HANDS OFF: Goods were attached from businessman Mzi Khumalo's home over a business deal gone wrong, but his wife Makhosazana says the items belong to her Photo: Russell Roberts
HANDS OFF: Goods were attached from businessman Mzi Khumalo's home over a business deal gone wrong, but his wife Makhosazana says the items belong to her Photo: Russell Roberts

THE wife of tycoon Mzi Khumalo is demanding that lawyers of her husband's former associate return items removed from the couple's Zimbali home last week over a R55-million deal that turned sour.

Makhosazana Khumalo has told Lebanese businessman Pierre Fattouch's South African lawyers that the goods taken from their palatial mansion were not her husband's.

"The goods which have been attached by the sheriff of the court do not belong to my husband Mzi Khumalo, and they are owned by me in my personal capacity," she said, adding that they were married out of community of property.

In a sworn statement she sent to the Lower Tugela sheriff for the high and lower courts, Rishaad Singh, Makhosazana said she bought all the movables and furnished the property between 1997 and 1998.

Singh, who oversaw the sale of the goods, could not be reached for comment yesterday.

Makhosazana said she no longer had the receipts to prove that she paid for the goods but promised to get bank statements showing that she had indeed paid for the items.

Sowetan has reliably learnt that the goods are worth a few thousand rands and are unlikely to cover Khumalo's debt, which is approaching R80-million including interest.

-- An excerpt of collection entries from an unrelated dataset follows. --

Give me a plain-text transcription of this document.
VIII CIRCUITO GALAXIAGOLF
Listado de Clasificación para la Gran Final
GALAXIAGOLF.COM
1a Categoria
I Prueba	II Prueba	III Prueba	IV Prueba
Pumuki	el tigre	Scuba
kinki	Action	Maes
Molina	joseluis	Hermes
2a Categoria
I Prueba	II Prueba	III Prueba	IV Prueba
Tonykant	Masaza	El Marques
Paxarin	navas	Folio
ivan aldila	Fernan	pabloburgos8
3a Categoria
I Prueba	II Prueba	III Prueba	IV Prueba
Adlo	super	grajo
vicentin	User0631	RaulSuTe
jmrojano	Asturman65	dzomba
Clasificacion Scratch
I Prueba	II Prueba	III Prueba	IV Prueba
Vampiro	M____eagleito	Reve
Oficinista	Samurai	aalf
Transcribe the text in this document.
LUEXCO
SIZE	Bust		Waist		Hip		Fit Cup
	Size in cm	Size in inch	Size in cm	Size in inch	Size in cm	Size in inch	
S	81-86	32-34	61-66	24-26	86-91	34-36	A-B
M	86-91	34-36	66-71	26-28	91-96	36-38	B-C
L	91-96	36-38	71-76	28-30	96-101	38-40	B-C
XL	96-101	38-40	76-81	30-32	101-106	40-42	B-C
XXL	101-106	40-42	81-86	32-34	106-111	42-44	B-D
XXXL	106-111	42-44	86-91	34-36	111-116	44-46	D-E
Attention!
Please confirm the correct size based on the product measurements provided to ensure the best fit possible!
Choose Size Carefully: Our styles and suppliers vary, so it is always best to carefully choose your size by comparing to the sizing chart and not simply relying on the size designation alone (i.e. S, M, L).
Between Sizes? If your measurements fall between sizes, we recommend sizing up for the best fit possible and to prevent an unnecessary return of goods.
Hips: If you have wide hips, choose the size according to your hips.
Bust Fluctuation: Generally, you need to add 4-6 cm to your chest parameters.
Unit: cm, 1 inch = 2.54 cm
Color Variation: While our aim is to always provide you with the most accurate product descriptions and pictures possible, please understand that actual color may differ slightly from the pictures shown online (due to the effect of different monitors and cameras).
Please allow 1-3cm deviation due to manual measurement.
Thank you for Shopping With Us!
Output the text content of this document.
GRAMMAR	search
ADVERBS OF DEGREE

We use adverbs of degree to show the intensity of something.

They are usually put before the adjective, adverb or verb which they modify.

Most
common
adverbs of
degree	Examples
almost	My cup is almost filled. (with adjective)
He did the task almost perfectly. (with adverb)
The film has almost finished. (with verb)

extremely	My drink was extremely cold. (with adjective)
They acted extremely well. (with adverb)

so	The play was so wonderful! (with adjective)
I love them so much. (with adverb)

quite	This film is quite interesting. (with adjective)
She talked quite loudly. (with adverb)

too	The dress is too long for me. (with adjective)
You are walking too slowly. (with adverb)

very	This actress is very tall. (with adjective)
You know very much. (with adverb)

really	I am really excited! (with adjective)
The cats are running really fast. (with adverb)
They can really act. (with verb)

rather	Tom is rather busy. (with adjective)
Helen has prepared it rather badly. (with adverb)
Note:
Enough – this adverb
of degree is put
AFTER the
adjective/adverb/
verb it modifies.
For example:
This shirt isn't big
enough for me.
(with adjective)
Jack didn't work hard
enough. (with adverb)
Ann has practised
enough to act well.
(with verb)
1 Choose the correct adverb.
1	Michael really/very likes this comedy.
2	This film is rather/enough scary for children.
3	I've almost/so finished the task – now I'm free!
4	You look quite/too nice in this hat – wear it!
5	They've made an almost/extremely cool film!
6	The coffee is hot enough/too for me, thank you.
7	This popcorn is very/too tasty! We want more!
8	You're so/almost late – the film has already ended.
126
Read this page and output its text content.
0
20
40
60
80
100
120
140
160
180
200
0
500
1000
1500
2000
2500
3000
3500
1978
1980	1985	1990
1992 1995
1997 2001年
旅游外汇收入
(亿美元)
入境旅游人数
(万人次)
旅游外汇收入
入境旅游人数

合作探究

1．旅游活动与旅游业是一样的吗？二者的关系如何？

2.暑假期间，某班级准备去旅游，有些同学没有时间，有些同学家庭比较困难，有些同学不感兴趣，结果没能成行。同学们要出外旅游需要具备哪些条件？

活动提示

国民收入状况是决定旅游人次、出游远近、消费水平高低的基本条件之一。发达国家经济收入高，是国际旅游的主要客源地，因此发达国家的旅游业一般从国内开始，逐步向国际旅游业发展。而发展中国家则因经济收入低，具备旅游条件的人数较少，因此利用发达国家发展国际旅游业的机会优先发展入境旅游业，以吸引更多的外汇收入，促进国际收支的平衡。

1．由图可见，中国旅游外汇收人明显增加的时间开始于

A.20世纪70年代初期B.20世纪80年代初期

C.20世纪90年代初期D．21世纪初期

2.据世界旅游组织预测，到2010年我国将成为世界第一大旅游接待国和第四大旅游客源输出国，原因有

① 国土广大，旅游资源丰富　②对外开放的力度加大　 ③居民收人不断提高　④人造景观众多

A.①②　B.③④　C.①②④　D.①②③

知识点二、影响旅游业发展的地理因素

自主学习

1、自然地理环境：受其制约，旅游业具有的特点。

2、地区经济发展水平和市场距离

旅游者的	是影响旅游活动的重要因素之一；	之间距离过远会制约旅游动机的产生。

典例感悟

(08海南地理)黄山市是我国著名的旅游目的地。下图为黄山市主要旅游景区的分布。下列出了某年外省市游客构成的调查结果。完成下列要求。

Khumalo's troubles with Fattouch date back to 2009 when the pair reached an agreement over a sale of shares and a mining deal in Armenia.

Fattouch approached local courts in 2012 after Khumalo failed to pay as agreed.

Khumalo was supposed to pay $5-million (about R55-million at today's exchange rates) in four instalments for the licences.

According to papers filed by Fattouch at the South Gauteng High Court in Johannesburg, Khumalo had reached an oral agreement for Fattouch not to proceed with litigation until he [Fattouch] had obtained two lucrative mining licences in Armenia.

Fattouch won the case during arbitration in France and successfully applied to the South Gauteng High Court to have the award made an order of the court.

Khumalo failed in his attempt to appeal Judge Sherise Weiner's decision in May.

The ex-Robben Island political prisoner and Umkhonto weSizwe operative's mining company, Metallon Gold, is Zimbabwe's largest gold miner and responsible for about 50% of that country's total production.

However, the extent of his wealth in South Africa is unclear as the Reserve Bank slapped him with an order of forfeiture rumoured to be worth R1-billion for flouting exchange control laws in 2011. Khumalo could not be reached for comment.